From the sixth century on, there was a widespread belief in the talismanic powers of heroic remains, diligently fostered by the Delphic oracle. The presence of certain heroes and heroines brought prosperity and protected a city from its enemies, just as the Palladion, a famous statue of Athena, once protected Troy until Odysseus penetrated the city’s defenses to steal it. Bones served as physical confirmation of a hero’s presence, so heroes could be discovered, lost, transferred, and stolen via this medium. (Therefore the exact location of some heroic tombs, like those of Dirke in Thebes or Oedipus in Kolonos, was kept secret.) Around 550, the Spartans became embroiled in a war with Tegea. Consulting Delphi about what ritual actions they should take in order to bring about a victory, they were told to “bring in the bones of Orestes” and given a set of riddling directions for finding his grave inside enemy territory (Hdt. 1.67). Spartan propaganda had it that their subsequent hegemony in the Peloponnese was due to the discovery of bones belonging to a ten-foot giant, clearly those of a hero, and the installation of these remains in the Spartan agora.
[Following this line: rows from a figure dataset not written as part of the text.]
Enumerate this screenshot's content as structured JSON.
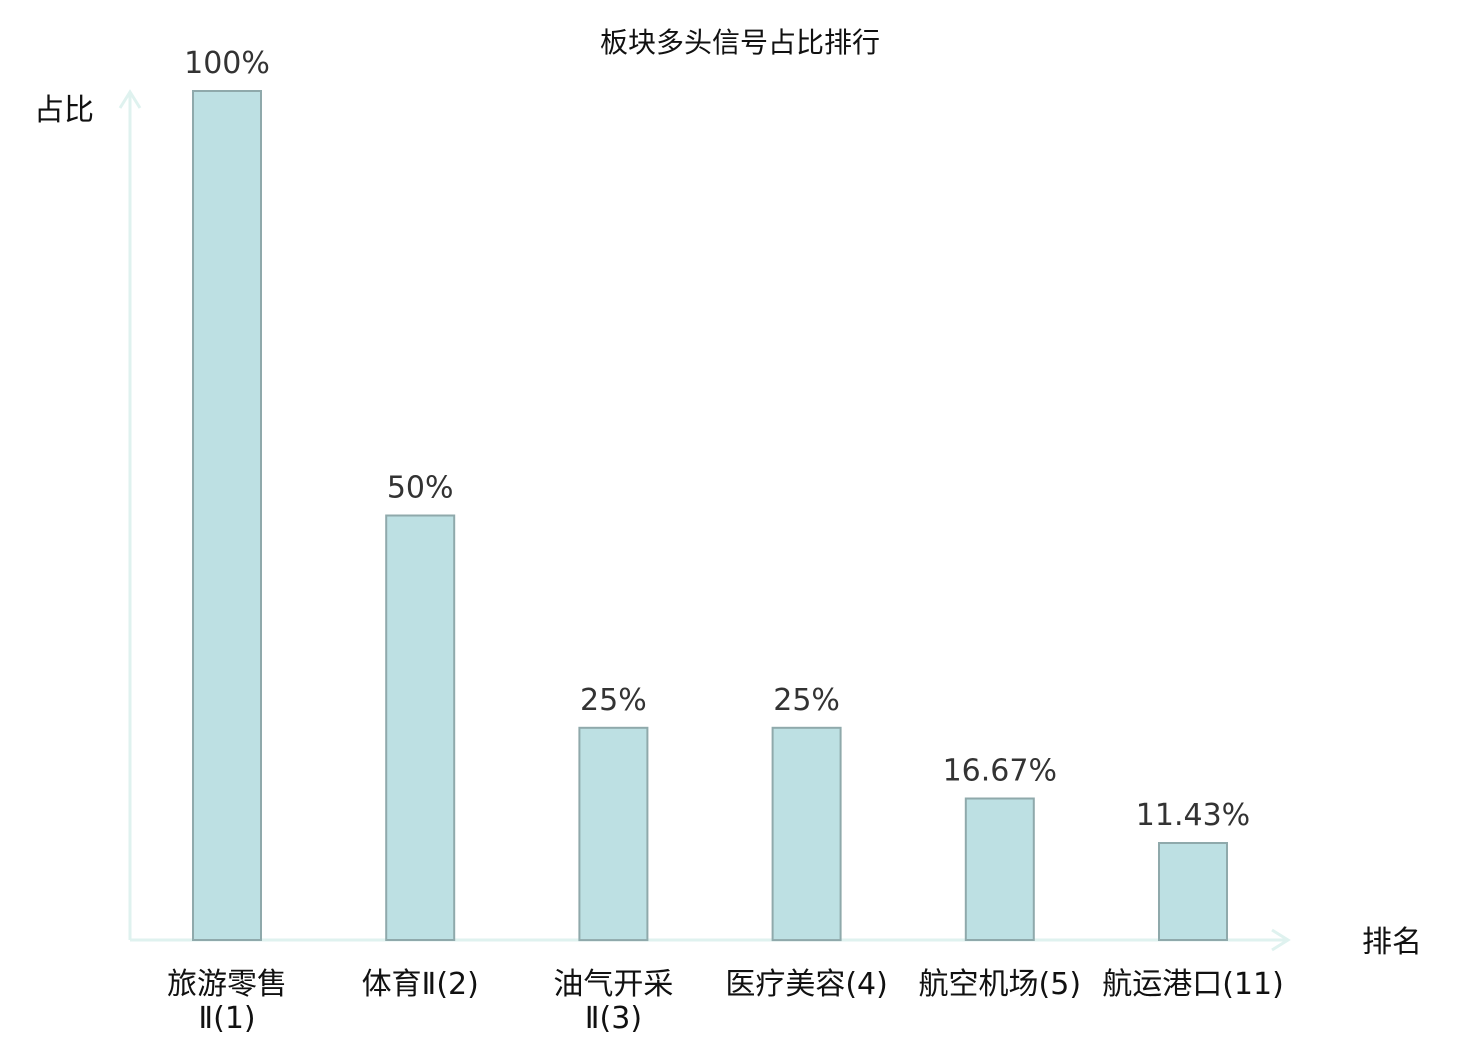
{
  "chart_data": {
    "type": "bar",
    "title": "板块多头信号占比排行",
    "xlabel": "排名",
    "ylabel": "占比",
    "ylim": [
      0,
      100
    ],
    "grid": false,
    "legend": "none",
    "categories": [
      {
        "lines": [
          "旅游零售",
          "Ⅱ(1)"
        ],
        "highlight": false
      },
      {
        "lines": [
          "体育Ⅱ(2)"
        ],
        "highlight": false
      },
      {
        "lines": [
          "油气开采",
          "Ⅱ(3)"
        ],
        "highlight": false
      },
      {
        "lines": [
          "医疗美容(4)"
        ],
        "highlight": false
      },
      {
        "lines": [
          "航空机场(5)"
        ],
        "highlight": false
      },
      {
        "lines": [
          "航运港口(11)"
        ],
        "highlight": true
      }
    ],
    "values": [
      100,
      50,
      25,
      25,
      16.67,
      11.43
    ],
    "value_labels": [
      "100%",
      "50%",
      "25%",
      "25%",
      "16.67%",
      "11.43%"
    ],
    "colors": {
      "bar_fill": "#bde0e3",
      "bar_stroke": "#8fa9ab",
      "axis": "#dff2ef",
      "highlight_text": "#e31a1c",
      "text": "#111111"
    }
  }
}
In spite of the Spartans’ Dorian ethnicity, they took pains to establish ties with their Achaian, heroic predecessors through cultivation of the Pelopid heroes: Agamemnon, Menelaos, and Orestes. The Spartan hunger to control the legacy of the Pelopids, and win their favor, even extended to Orestes’ son Teisamenos, whose relics were brought from Achaia to Sparta in response to yet another oracle from Delphi.10

Heroines too were of interest to the collectors of relics. A Theban tradition held that the body of Herakles’ mother Alkmene was miraculously replaced by a stone, which the citizens piously installed in her shrine. At Haliartos in Boiotia, a second purported tomb of Alkmene was opened by Agesilaos (c. 379), who planned to move her remains to Sparta. The Spartans were disappointed in the modest contents of the tomb: a stone, a bronze bracelet, two amphoras filled with what appeared to be hardened earth, and a bronze tablet inscribed with strange characters. They went so far as to send the tablet to Egypt for “translation.” Disasters and portents followed the violation of the tomb, and attempts were made to propitiate its angry occupant and her husband Aleus, whom the Haliartans identified with the underworld judge Rhadamanthys.11 The story shows that the fourth-century Spartans maintained the interest in relics shown by their forefathers, and that they were eager to possess remains associated with Herakleid ancestry.